Hammer believes any future public process considering mountain biking on Crane Mountain is illegitimate while the trail there already exists.

“The trails continue to be used and have been used for over two years,” Hammer said. “So the entire process is biased until the Forest Service goes out and shuts down these illegal trails.”

Johnson said there remains, “no prohibition on cross-country travel by a mountain bike on most of the Flathead National Forest,” and no further trail work has occurred on Crane Mountain.

But internal emails between Johnson and other Forest Service officials, obtained by Hammer and provided to the Beacon, display frustration at the ongoing, unapproved push to develop trails on Crane Mountain. Though names in the email excerpts were redacted, it’s clear Johnson is describing Cron when he writes of the June fundraiser, “I think his decision to raise money is very premature and disingenuous.”

In a later email, Johnson describes discussions over proposed routes on Crane Mountain misinterpreted as approvals to begin trail work.
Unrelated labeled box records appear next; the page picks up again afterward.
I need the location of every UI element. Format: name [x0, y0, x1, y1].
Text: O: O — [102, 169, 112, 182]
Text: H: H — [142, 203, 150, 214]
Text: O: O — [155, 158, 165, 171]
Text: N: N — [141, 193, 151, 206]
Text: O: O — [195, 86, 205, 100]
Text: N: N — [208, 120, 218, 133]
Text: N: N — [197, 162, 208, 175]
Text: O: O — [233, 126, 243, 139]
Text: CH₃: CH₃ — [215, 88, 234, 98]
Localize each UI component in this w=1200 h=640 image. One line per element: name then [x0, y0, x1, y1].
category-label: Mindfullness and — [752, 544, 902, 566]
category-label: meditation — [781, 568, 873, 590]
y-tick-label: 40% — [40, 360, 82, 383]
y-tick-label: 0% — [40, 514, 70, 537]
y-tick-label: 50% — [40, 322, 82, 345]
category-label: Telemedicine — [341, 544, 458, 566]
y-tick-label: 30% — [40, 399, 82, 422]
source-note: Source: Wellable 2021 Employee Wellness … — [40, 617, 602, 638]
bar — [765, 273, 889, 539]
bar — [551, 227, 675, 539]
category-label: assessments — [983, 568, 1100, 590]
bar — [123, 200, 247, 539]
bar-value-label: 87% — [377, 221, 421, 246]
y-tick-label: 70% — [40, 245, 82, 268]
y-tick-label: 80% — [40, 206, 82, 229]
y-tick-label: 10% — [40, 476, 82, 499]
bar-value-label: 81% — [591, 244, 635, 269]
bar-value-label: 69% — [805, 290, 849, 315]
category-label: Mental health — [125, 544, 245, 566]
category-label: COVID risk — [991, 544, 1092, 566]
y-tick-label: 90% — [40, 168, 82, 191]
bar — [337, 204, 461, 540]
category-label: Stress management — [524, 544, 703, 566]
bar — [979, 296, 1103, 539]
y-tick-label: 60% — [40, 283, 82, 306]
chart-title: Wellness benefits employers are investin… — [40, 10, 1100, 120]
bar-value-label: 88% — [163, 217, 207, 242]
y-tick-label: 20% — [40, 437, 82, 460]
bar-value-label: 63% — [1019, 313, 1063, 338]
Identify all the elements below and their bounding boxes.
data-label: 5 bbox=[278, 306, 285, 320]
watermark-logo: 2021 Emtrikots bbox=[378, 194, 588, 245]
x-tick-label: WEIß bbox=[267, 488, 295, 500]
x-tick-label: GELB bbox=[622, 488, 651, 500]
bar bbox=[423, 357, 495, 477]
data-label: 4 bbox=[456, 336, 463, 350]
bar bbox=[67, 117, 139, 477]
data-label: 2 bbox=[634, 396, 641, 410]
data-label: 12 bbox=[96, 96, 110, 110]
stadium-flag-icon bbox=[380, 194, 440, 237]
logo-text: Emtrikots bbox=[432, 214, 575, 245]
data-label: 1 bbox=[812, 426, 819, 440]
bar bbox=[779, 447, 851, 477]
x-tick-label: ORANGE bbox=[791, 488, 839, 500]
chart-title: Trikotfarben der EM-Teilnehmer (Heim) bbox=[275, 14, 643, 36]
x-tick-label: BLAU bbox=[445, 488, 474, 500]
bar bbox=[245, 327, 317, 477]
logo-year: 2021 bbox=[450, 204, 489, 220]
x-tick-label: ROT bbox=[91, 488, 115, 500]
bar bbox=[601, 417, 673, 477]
“His understanding of what has and has not been authorized is out of whack,” Johnson wrote. “The bottom line is that he was tasked with developing a proposal, not building trails … At this point I am still not sure that the idea is even viable at its current location.”

Other emails by Forest Service officials express concern over how freeride mountain biking fits with other uses. That compatibility is what has Hammer concerned about the Beardance Trail, where riding features like elevated logs and other natural obstacles have been incorporated.

Cron defends the work done by him and other volunteers, likening the “bog log” crossings through muddy areas as similar to trail work one might see in the Bob Marshall Wilderness. He disagrees that any technical features increase speed by bicyclists; rather, they decrease speed.

“We are not widening the trail, we are not removing the rocks,” Cron said, “because that helps slow the bike down.”

Johnson conceded that though some of the work on Beardance was “outside the scope of what we wanted to see on the ground,” much of it benefits all users with “great improvements to areas of the trail that were really muddy and rutted.”

The Swan View Coalition argues that a public process discussing freeride mountain biking in the Flathead National Forest is overdue, and Johnson says that discussion needs to occur as a result of the sport’s evolution.

“Like other activities, we have to consider where it’s appropriate,” Johnson said.

Cron, meanwhile, maintains that this discussion wouldn’t even be called for had he not taken the action he did.

“Even with a name like Ron Cron, nobody knew me until I broke the law,” he said.